Observers have realised that the Chadian Government is offering a higher interest rate (six percent) than what the Cameroon Government offered last year (5.6 percent) in the sale of 10 million shares (Government bonds) to raise circa FCFA 100 billion. The Chadian Minister of Finance and Budget, Gata Ngoulou, was in Douala recently to launch the sale of the shares where the nominal value of a share was tagged at FCFA 10,000.

The subscription period for the Chadian shares opened on May 24 and will end on June 23 and the sale of the shares is under the authorisation of the Central African Sub-regional Financial Market Commission, COSUMAF, and the operation is handled by the Libreville Stock Exchange, which is the sub-regional stock exchange.

The duration of the shares will be five years; 2011-2016 and the shares are being placed by a syndicate of 15 financial institutions led by Ecobank. The other financial institutions involved in the operation that have branches in Cameroon, including; Afriland First Bank, BICEC, CBC, SGBC, as well as the EDC Investment Corporation which is an affiliate of the Ecobank Group.

Last year, the Cameroon Government, in a bid to borrow FCFA 200 billion through the Douala Stock Exchange, DSX, offered an interest rate of 5.6 percent on the shares. The Minister of Finance, Essimi Menye, claimed it was one of the most attractive interest rates that could ever be offered by any country in the continent.

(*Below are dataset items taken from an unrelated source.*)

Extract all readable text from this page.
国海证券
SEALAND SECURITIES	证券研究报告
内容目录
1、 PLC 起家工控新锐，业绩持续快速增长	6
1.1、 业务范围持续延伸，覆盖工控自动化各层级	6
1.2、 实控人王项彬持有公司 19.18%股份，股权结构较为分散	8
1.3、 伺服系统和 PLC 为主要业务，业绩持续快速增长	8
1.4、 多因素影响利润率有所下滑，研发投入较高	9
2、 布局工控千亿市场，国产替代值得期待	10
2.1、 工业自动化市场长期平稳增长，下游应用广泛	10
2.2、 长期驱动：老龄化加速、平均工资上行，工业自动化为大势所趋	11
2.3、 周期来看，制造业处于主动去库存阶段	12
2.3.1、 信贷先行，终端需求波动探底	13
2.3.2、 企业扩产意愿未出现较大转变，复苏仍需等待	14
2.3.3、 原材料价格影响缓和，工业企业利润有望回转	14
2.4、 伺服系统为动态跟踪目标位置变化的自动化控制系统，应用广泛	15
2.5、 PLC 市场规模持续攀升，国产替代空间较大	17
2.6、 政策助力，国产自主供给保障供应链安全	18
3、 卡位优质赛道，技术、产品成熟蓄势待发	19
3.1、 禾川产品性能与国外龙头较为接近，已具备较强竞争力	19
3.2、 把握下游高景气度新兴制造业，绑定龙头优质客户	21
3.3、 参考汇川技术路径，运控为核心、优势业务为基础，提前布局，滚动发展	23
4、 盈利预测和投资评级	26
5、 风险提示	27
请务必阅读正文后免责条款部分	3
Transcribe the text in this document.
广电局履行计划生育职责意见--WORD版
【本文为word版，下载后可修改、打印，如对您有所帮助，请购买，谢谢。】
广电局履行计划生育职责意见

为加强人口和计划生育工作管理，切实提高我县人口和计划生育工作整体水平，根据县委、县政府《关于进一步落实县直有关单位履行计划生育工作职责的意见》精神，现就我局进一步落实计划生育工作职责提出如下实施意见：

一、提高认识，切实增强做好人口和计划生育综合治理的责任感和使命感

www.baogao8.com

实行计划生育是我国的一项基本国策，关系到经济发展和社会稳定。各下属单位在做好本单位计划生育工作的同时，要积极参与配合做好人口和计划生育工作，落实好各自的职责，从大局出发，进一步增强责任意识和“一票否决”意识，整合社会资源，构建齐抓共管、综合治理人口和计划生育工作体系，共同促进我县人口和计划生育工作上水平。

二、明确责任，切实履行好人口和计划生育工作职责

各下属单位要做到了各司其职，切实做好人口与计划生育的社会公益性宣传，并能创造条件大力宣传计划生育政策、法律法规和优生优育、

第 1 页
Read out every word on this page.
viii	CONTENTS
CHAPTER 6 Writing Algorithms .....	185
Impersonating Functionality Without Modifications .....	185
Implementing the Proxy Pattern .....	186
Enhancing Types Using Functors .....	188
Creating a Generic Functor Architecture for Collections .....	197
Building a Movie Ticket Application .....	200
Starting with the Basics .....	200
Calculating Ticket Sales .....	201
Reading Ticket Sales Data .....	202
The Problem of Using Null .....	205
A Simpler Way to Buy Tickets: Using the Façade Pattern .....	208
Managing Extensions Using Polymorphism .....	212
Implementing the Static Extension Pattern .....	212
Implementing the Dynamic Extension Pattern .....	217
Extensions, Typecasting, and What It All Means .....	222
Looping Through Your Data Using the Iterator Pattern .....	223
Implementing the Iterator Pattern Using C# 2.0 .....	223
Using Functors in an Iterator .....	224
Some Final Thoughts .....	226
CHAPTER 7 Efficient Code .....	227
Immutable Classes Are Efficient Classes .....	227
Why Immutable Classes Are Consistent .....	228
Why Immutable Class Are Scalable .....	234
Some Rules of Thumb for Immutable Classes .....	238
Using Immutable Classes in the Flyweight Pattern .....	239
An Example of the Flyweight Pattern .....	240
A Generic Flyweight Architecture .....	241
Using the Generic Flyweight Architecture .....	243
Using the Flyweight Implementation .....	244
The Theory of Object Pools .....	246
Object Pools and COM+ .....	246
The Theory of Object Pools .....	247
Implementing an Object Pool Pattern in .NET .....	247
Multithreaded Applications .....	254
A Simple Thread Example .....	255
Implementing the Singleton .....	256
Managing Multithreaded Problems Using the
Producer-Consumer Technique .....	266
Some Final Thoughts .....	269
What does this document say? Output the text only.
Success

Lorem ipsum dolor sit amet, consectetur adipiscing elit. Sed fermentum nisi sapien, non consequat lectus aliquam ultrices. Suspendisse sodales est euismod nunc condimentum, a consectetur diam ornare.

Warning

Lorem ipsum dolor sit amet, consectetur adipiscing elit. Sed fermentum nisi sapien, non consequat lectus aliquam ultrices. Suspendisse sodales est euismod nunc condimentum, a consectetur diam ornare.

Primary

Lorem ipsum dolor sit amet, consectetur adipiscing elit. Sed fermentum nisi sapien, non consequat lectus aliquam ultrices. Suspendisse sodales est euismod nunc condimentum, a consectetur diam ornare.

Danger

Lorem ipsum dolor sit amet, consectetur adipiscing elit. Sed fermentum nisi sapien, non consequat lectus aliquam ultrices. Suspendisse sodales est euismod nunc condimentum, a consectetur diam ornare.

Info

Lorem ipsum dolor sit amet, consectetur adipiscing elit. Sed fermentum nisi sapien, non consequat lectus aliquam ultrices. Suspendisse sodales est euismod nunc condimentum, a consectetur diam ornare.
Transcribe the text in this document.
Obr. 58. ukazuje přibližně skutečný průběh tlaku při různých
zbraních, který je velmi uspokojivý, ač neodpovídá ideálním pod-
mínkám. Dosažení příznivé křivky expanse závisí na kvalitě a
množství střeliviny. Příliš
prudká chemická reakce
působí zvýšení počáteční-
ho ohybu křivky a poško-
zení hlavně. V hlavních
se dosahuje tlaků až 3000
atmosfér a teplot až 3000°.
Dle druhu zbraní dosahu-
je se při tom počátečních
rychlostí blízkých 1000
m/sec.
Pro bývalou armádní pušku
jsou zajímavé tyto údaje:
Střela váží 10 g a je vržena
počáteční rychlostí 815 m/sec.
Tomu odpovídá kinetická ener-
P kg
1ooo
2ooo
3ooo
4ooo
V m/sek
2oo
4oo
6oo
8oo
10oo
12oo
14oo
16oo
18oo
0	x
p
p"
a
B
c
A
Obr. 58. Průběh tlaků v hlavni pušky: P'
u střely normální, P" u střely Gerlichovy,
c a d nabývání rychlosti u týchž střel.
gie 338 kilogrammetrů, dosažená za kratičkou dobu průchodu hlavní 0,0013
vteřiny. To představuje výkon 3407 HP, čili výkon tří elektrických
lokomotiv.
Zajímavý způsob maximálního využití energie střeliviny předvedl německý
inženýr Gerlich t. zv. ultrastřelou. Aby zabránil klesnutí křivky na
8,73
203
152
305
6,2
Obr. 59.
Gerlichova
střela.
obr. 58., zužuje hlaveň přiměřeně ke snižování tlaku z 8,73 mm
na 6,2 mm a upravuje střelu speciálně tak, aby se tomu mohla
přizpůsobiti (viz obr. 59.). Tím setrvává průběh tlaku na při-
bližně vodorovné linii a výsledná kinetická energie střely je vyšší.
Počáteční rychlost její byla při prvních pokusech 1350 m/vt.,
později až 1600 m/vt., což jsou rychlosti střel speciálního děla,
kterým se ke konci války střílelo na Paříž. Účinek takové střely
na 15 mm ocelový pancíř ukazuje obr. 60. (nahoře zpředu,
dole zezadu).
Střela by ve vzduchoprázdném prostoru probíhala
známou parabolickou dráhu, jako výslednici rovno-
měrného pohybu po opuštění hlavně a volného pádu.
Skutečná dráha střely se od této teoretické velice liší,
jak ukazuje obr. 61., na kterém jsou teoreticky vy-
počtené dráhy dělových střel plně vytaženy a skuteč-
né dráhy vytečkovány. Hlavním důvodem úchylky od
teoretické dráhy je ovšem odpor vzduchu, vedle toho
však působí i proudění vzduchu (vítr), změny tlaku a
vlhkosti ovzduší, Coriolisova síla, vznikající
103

Quizzed if his Government did not deliberately raise the interest rate to so as to undercut the Cameroon Government, Gata said the decision by Chad to fix its own interest rate at six percent had nothing to do with the interest rate fixed by Cameroon. He said Chadian authorities adopted the six percent interest rate after a lot of consultations with experts. 

Economic analysts in Douala are unanimous that the Cameroon Government will, unlike last year, likely find it difficult to raise money through public borrowing, with its 5.6-percent interest rate. The Government has reiterated that this financial year, it will try to raise FCFA 150 billion through the sale of bonds to finance some projects in the 2011 state budget.

As to the how the Chadian Government will raise funds for the annual payment of the interest, as well as the eventual repayment of the money to subscribers, Minister Gata said a special account has been opened at the Bank of Central African States, BEAC, where the oil company operating in Chad, TOTCO, will be paying in money meant for the State of Chad quarterly.
The Minister as well stated that the operation for the sale of Government bonds was validated by Presidential Decree No. 195/PR/2011 of 10 February, 2011.

As to how the Chadian Government plans to spend the FCFA 100 billion sought, the Minister said the bulk of the money will go for social projects, while part will go for the settlement of internal debts. It is surprising that an oil producing country like Chad should be going round the Central African sub-region to publicly borrow FCFA 100 billion.

However, information on the shareholdings of TOTCO found in a document presented at the ceremony indicates that, Chad owns only 15 percent of the shares of the company, while rest is owned by a consortium comprised of two American companies, Exxon Mobil and Chevron Texaco, as well as a Malaysian company, Petronas.